Le Tribunal Administratif de Paris annule l'arrêté du 22 avril 2025 par lequel le préfet de police a décidé le maintien en rétention de M. A, ressortissant ivoirien. La décision est annulée pour deux motifs : d'une part, l'arrêté est incomplet, la page manquante ne permettant pas au juge de connaître tous les motifs, notamment ceux liés à la menace pour l'ordre public ; d'autre part, la procédure est entachée d'un vice, faute d'avoir procédé à une nouvelle audition de l'intéressé avant de prendre la décision. La solution retenue s'appuie sur les articles L. 754-2, L. 754-3 et L. 754-4 du code de l'entrée et du séjour des étrangers et du droit d'asile.

Avocat : SILVA MACHADO

28 avril 2025• 8e Section - MESD
TA78Décision• Excès de pouvoir

Tribunal Administratif de VERSAILLES — N° TA78-2503994

Le Tribunal administratif de Versailles a examiné la requête de M. B, ressortissant algérien, contestant l'arrêté préfectoral du 3 avril 2025 lui retirant son certificat de résidence, lui faisant obligation de quitter le territoire français et prononçant une interdiction de retour de trois ans. Le requérant invoquait notamment une erreur de droit et d'appréciation au regard de l'accord franco-algérien du 27 décembre 1968 et de l'article 8 de la Convention européenne des droits de l'homme. La solution retenue par le tribunal n'est pas explicitée dans l'extrait fourni, mais l'instruction a porté sur la légalité des décisions contestées. Les textes appliqués incluent l'accord franco-algérien, le code de l'entrée et du séjour des étrangers et du droit d'asile, et la Convention européenne des droits de l'homme.

Avocat : DASILVA

23 avril 2025• Reconduites à la frontière
TA45Décision

Tribunal Administratif d'Orléans — N° TA45-2501748

Le Tribunal administratif d'Orléans a rejeté la requête de M. B, ressortissant algérien, contestant les décisions du préfet d'Eure-et-Loir l'obligeant à quitter le territoire français et lui interdisant le retour pour trois ans.

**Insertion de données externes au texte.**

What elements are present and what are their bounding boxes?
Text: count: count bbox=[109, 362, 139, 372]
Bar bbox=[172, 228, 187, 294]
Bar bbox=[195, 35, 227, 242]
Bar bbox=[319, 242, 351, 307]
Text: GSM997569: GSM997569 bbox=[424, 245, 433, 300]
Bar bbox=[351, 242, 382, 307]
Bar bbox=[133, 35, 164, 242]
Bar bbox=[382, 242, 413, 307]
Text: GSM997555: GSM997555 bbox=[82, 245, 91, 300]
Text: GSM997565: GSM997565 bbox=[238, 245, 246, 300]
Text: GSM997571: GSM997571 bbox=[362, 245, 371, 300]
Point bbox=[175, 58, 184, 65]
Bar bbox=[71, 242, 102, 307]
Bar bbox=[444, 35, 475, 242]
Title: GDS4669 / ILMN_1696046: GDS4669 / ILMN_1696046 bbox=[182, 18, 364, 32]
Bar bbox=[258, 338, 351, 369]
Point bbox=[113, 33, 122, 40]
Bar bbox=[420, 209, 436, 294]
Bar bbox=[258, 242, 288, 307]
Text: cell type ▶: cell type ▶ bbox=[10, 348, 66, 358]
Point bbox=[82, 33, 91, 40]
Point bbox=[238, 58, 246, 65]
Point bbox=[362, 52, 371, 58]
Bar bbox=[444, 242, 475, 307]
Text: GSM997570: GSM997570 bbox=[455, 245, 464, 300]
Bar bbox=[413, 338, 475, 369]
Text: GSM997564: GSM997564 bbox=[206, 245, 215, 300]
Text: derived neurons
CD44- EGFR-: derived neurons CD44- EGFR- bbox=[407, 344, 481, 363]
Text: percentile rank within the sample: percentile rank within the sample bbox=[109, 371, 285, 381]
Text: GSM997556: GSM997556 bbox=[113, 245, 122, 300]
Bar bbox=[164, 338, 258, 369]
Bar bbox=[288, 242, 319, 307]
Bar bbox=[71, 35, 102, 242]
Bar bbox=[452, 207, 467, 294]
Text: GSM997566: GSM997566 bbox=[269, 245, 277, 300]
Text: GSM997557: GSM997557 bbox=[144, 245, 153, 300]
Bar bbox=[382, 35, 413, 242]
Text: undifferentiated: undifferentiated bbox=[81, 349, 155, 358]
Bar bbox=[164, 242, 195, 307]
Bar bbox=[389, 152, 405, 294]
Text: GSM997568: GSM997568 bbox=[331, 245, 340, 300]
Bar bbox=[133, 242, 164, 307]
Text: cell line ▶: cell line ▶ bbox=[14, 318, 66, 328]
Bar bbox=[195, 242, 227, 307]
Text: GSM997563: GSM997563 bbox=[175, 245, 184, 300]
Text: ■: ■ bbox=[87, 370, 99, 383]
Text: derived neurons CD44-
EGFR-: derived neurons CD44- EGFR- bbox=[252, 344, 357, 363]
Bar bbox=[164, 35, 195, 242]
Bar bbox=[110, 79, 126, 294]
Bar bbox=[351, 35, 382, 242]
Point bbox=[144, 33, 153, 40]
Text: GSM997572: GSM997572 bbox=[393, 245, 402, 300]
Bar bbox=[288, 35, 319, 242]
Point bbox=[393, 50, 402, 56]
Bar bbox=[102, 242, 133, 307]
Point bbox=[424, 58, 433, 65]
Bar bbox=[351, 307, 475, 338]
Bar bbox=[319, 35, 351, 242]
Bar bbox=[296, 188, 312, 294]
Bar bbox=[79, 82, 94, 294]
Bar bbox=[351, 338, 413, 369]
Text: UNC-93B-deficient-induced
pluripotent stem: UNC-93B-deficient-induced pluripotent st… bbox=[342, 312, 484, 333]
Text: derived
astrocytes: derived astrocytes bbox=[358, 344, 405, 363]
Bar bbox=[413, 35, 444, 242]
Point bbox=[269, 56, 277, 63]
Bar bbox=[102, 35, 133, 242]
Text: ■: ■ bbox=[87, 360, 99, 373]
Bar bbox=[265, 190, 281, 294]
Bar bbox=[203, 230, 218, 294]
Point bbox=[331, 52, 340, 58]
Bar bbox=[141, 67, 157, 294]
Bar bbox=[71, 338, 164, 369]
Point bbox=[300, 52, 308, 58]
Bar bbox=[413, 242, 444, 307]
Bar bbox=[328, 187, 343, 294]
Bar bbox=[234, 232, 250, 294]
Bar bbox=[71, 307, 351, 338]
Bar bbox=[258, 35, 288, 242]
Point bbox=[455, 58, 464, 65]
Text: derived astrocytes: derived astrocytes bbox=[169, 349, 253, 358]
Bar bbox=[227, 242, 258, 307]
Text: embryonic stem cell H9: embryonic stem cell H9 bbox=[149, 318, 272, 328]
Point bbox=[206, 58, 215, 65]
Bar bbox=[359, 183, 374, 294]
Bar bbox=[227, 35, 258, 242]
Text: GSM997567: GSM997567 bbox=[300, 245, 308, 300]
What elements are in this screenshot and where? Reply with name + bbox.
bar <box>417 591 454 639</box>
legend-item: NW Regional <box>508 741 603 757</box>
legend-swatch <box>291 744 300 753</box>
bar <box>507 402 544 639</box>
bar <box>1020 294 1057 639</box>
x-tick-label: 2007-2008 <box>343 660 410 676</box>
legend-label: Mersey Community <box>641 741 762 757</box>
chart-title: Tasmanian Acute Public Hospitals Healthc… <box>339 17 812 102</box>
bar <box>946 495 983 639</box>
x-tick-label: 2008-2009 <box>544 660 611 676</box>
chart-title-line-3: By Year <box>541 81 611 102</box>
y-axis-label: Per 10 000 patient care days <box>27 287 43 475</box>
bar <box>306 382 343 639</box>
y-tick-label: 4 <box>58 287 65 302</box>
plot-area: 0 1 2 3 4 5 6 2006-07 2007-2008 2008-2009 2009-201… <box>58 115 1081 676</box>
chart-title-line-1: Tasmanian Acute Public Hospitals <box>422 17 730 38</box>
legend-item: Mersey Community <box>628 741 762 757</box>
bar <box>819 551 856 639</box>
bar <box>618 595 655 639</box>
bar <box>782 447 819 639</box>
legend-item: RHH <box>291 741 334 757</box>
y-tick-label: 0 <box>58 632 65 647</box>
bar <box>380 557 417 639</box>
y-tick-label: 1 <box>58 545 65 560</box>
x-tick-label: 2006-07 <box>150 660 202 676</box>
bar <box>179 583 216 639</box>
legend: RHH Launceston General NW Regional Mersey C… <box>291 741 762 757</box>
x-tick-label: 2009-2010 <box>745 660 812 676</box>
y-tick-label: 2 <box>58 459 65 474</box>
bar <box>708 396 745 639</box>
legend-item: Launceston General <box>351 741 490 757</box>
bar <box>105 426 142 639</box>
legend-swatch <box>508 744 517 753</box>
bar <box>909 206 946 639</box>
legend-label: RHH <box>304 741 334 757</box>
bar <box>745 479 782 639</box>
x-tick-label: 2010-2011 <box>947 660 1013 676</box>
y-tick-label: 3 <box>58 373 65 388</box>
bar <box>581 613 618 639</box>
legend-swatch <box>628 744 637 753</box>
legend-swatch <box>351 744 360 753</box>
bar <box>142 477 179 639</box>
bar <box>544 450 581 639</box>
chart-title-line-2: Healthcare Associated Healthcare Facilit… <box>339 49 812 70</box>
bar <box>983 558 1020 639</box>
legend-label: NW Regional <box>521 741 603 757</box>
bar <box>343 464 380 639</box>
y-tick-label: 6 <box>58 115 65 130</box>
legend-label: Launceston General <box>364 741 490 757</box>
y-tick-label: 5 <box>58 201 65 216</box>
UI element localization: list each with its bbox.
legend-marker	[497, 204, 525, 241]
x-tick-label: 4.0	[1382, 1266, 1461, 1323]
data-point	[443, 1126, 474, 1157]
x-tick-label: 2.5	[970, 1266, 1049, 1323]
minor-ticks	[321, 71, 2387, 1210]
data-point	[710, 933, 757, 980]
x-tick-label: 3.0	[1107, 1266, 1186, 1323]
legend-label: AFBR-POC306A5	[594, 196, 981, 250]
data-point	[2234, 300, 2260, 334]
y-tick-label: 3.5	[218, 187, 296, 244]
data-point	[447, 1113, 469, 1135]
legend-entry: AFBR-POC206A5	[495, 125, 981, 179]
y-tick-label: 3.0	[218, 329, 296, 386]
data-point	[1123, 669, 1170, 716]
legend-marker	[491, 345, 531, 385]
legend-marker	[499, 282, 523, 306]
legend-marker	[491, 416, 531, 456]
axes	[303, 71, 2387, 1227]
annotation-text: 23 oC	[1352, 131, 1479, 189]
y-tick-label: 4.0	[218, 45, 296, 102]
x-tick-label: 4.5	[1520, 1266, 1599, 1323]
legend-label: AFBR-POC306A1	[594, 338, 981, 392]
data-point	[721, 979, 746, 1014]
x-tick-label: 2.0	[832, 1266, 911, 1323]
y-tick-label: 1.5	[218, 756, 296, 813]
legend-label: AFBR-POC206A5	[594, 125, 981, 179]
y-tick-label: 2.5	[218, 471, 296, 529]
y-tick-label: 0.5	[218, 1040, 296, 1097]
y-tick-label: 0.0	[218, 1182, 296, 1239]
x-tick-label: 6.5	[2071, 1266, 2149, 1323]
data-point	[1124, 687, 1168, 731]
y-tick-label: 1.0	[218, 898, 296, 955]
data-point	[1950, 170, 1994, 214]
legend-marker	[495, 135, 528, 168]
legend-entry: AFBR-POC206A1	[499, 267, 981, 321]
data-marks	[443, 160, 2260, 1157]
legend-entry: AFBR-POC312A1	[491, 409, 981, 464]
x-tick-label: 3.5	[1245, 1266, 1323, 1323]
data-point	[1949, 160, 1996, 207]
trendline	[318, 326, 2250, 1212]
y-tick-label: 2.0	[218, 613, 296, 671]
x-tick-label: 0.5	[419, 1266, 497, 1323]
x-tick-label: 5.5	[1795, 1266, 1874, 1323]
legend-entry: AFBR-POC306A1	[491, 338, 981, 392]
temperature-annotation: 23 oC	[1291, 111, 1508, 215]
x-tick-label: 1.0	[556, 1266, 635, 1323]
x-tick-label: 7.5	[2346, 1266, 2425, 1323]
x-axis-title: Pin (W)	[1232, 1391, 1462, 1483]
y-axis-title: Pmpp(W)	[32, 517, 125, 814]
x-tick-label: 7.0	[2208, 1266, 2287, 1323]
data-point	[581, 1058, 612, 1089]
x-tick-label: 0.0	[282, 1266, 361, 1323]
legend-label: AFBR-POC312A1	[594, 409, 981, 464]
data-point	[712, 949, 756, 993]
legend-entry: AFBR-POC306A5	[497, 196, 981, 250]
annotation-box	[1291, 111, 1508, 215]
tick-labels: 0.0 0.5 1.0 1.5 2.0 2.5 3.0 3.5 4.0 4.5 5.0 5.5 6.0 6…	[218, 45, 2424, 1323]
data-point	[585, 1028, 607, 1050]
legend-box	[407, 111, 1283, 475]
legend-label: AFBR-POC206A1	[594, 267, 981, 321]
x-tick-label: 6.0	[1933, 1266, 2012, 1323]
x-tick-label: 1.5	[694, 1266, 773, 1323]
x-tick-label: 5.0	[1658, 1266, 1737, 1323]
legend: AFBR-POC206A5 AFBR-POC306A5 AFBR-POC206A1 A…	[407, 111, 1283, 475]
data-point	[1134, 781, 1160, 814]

Le juge a estimé que la décision d'éloignement était suffisamment motivée et ne méconnaissait pas l'article 8 de la Convention européenne des droits de l'homme, compte tenu de la gravité et de la réitération des condamnations pénales de l'intéressé. L'interdiction de retour a été jugée proportionnée au regard de la menace à l'ordre public que représente M. B, malgré ses attaches familiales en France. La solution s'appuie sur les dispositions du code de l'entrée et du séjour des étrangers et du droit d'asile (CESEDA) et la directive 2008/115/CE.

Avocat : DA SILVA

15 avril 2025• Reconduite à la frontière
TA78Décision

Tribunal Administratif de VERSAILLES — N° TA78-2404284

Le Tribunal administratif de Versailles a rejeté la requête de M. B E, ressortissant congolais, contestant l'arrêté préfectoral du 13 mai 2024 refusant le renouvellement de son titre de séjour, l'obligeant à quitter le territoire français sans délai et prononçant une interdiction de retour de cinq ans. Le tribunal a écarté les moyens d'incompétence et d'insuffisance de motivation, jugeant que l'arrêté était signé par une autorité habilitée et comportait les considérations de droit et de fait nécessaires. La solution retenue est le rejet de l'ensemble des demandes d'annulation et d'injonction de M. B E. Les textes appliqués incluent le code de l'entrée et du séjour des étrangers et du droit d'asile, la convention européenne des droits de l'homme et la convention internationale des droits de l'enfant.